For many observers, this is not a minor oversight.
It represents a profound scientific and ethical failure.
Dozens of federally connected scientists, academic researchers, and major healthcare officials used the authority of their institutions to advance a headline conclusion that could easily mislead policymakers, physicians, journalists, and the public.
All while burying methodological omissions so severe that the study’s central effectiveness claim becomes fundamentally incapable of isolating the true source of the reported protection.
Dr. Richard Bartlett, a thirty-year emergency room director, called the omission “mind-blowing.”
He told this website:
“It’s mind-blowing that all of the so-called ‘experts’ who authored this paper refused to include prior infection and prior vaccination status in their analysis. Those are among the most fundamental variables necessary to determine where immunity is actually coming from. When researchers omit factors this critical, it feels purposeful and deceptive. The American people deserve transparent, scientifically rigorous research—not headline claims built on methodology that cannot clearly determine what is actually providing the protection.”
Bottom Line
The leaked CDC-backed 2025–2026 COVID vaccine paper used the authority of federal agencies, elite universities, healthcare systems, and dozens of credentialed researchers to promote headline claims that the latest shot delivered 50–55% “additional protection,” while burying the critical admission that prior infections and prior vaccination history were never properly accounted for.

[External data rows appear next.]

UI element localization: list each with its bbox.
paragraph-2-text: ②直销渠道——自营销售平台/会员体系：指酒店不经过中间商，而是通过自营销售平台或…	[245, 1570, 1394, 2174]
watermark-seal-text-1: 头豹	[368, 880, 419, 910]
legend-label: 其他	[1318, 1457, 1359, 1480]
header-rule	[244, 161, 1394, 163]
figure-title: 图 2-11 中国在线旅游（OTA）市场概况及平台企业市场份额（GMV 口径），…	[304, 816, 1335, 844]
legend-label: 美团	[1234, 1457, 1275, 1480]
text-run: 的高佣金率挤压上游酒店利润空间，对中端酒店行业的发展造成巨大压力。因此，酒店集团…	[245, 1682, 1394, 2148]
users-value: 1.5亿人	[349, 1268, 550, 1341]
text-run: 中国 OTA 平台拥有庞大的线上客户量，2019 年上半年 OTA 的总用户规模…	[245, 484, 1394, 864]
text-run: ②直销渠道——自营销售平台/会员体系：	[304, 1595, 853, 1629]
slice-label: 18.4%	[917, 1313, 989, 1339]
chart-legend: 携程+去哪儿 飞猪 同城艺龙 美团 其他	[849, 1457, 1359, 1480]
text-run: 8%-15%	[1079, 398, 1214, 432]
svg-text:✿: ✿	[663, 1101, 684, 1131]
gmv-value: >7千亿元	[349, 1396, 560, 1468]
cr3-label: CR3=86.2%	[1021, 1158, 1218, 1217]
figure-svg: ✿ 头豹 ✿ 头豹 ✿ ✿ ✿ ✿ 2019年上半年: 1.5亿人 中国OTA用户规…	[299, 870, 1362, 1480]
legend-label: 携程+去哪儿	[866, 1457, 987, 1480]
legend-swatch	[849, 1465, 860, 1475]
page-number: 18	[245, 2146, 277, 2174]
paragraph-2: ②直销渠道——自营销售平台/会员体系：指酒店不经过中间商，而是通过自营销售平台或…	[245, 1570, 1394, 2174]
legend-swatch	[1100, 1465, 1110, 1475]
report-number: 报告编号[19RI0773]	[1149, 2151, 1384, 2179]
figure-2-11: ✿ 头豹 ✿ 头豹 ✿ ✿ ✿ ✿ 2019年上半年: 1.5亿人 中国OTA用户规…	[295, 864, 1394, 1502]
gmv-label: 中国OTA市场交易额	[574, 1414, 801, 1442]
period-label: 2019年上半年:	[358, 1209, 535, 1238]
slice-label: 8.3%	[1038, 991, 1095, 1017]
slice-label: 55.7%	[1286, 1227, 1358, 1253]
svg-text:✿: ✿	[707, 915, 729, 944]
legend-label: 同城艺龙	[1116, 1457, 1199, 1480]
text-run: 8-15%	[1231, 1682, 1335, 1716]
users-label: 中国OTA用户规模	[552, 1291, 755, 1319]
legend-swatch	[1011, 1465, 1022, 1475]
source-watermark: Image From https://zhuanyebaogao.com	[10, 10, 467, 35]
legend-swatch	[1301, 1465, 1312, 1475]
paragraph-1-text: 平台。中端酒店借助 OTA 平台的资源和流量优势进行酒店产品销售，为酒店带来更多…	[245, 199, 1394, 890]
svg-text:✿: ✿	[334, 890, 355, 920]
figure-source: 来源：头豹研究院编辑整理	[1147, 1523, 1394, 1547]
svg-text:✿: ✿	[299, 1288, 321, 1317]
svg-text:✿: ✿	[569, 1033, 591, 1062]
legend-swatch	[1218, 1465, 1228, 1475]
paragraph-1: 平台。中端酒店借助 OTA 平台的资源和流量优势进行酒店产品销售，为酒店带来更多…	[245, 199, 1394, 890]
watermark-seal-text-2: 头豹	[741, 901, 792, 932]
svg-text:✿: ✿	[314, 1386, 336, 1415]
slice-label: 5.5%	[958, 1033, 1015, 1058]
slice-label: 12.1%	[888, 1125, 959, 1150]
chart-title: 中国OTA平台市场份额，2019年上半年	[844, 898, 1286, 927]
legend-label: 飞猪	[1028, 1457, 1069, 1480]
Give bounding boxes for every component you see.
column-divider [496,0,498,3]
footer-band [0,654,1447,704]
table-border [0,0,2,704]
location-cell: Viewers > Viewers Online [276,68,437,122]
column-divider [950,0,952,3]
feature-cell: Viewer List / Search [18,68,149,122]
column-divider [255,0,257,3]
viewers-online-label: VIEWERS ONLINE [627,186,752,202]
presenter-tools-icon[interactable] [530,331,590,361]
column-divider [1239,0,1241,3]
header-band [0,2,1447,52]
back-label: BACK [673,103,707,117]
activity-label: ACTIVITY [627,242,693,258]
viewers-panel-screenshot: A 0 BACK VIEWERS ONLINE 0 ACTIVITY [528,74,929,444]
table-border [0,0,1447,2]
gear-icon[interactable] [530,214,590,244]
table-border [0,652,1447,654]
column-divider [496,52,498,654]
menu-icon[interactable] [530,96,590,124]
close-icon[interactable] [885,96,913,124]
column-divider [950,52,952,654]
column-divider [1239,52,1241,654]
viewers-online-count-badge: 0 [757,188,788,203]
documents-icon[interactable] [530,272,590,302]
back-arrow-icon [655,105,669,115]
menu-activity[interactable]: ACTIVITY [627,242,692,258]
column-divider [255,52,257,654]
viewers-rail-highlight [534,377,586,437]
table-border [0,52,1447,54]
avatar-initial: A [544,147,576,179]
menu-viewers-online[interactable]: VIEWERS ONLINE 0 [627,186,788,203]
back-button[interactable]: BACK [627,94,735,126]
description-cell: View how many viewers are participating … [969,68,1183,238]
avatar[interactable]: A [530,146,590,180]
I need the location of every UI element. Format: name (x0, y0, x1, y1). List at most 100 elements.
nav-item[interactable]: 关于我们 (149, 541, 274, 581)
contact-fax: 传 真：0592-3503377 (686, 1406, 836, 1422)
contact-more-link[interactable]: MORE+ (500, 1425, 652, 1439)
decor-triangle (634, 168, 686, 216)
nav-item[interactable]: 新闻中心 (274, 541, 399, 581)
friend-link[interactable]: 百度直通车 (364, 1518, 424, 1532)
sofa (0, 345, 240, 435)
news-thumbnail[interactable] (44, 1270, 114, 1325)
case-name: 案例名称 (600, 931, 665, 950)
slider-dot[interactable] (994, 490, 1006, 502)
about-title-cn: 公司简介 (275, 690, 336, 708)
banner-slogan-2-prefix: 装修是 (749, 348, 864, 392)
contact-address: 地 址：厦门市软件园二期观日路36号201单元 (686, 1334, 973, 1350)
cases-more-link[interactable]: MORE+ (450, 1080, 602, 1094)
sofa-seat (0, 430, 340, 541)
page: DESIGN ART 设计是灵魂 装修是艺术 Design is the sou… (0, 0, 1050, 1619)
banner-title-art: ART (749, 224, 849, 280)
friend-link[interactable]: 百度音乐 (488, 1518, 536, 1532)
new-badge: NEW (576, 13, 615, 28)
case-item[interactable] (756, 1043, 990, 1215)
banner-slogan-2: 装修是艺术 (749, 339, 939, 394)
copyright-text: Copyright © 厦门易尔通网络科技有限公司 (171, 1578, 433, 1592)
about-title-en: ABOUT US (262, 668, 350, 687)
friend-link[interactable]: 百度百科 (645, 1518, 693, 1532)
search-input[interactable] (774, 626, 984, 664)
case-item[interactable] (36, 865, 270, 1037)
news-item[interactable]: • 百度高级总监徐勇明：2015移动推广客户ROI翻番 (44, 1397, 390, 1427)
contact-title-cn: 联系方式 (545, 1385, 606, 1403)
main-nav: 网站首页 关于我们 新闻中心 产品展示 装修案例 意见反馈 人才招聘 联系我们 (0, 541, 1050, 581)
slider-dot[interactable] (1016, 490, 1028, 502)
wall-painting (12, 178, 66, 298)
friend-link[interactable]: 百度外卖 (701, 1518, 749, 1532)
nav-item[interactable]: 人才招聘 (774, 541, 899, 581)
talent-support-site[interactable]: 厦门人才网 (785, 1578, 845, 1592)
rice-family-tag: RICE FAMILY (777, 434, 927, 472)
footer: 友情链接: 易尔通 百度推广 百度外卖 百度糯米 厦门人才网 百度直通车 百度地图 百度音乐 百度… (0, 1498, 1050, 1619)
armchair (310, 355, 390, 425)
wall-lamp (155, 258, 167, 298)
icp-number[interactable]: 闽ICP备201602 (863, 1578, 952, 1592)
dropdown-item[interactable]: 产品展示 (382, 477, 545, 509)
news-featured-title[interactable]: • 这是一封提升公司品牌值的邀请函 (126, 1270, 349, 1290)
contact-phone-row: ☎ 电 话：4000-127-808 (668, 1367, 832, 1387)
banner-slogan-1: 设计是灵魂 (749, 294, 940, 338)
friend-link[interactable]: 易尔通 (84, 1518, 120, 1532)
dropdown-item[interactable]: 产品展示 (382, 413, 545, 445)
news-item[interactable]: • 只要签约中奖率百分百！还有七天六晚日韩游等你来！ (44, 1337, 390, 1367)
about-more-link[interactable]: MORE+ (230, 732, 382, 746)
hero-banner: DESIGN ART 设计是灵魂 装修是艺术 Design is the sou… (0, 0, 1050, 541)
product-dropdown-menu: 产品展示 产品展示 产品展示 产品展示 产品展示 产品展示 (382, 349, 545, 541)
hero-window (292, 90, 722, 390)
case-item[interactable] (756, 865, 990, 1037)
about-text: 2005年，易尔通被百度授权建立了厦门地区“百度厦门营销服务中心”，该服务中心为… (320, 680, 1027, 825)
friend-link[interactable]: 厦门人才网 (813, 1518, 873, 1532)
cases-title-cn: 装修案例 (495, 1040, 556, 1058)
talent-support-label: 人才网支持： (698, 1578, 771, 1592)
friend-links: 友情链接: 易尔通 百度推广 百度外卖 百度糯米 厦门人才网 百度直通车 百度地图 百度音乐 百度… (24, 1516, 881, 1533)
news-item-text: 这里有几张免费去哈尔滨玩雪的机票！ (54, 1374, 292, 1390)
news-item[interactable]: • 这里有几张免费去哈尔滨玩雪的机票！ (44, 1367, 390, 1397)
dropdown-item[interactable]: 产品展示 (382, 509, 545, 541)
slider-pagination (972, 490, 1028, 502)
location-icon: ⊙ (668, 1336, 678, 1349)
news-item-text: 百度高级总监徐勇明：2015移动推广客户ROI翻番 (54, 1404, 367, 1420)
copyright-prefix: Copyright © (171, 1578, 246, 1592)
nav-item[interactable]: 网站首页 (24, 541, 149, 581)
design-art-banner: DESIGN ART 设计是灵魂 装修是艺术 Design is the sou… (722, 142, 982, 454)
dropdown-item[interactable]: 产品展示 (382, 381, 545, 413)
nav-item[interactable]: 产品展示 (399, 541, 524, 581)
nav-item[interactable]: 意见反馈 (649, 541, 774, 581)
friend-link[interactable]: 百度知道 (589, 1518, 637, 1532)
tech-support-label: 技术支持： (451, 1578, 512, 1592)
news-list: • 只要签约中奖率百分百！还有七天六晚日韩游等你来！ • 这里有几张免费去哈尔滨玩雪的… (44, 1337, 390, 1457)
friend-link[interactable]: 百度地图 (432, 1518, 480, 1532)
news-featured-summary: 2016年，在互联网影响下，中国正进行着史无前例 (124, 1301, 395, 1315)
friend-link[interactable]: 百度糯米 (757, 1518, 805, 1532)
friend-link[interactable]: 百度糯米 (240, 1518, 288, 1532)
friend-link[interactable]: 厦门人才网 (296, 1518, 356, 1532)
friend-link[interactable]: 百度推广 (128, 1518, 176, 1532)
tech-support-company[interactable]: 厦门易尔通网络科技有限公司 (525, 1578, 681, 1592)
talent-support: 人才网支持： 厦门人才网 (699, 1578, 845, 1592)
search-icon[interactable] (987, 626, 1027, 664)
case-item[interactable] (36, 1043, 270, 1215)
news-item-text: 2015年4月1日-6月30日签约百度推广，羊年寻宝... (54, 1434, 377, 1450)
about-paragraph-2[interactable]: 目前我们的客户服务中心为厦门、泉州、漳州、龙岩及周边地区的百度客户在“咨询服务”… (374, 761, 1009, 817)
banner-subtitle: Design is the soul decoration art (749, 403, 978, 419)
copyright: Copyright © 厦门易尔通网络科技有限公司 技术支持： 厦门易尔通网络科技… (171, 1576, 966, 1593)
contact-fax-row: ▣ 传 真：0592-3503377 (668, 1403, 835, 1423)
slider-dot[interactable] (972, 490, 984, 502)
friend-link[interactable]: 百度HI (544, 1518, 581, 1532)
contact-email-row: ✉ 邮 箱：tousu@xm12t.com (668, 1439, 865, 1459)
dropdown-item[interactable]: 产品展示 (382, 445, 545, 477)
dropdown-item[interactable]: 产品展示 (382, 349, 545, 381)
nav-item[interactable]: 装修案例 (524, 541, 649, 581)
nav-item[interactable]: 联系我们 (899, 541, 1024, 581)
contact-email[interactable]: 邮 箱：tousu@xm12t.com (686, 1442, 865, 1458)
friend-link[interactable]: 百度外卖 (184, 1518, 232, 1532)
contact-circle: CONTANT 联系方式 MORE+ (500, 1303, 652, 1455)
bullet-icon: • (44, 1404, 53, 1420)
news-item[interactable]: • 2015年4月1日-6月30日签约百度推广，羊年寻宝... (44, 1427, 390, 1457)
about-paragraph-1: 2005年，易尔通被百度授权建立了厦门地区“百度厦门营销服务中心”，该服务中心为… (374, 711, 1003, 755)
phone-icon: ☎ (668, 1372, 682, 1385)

Because the study failed to control for the very sources of immunity necessary to isolate the new shot’s independent effect, its central public-facing claim cannot reliably determine whether the reported protection came from the updated vaccine itself, prior natural immunity, older vaccine doses, or overlapping hybrid immunity.
For many critics, this is a profound scientific and ethical breach in which major public health institutions advanced conclusions that could significantly mislead the public, policymakers, and medical professionals while presenting deeply confounded observational data as meaningful evidence of vaccine-specific benefit.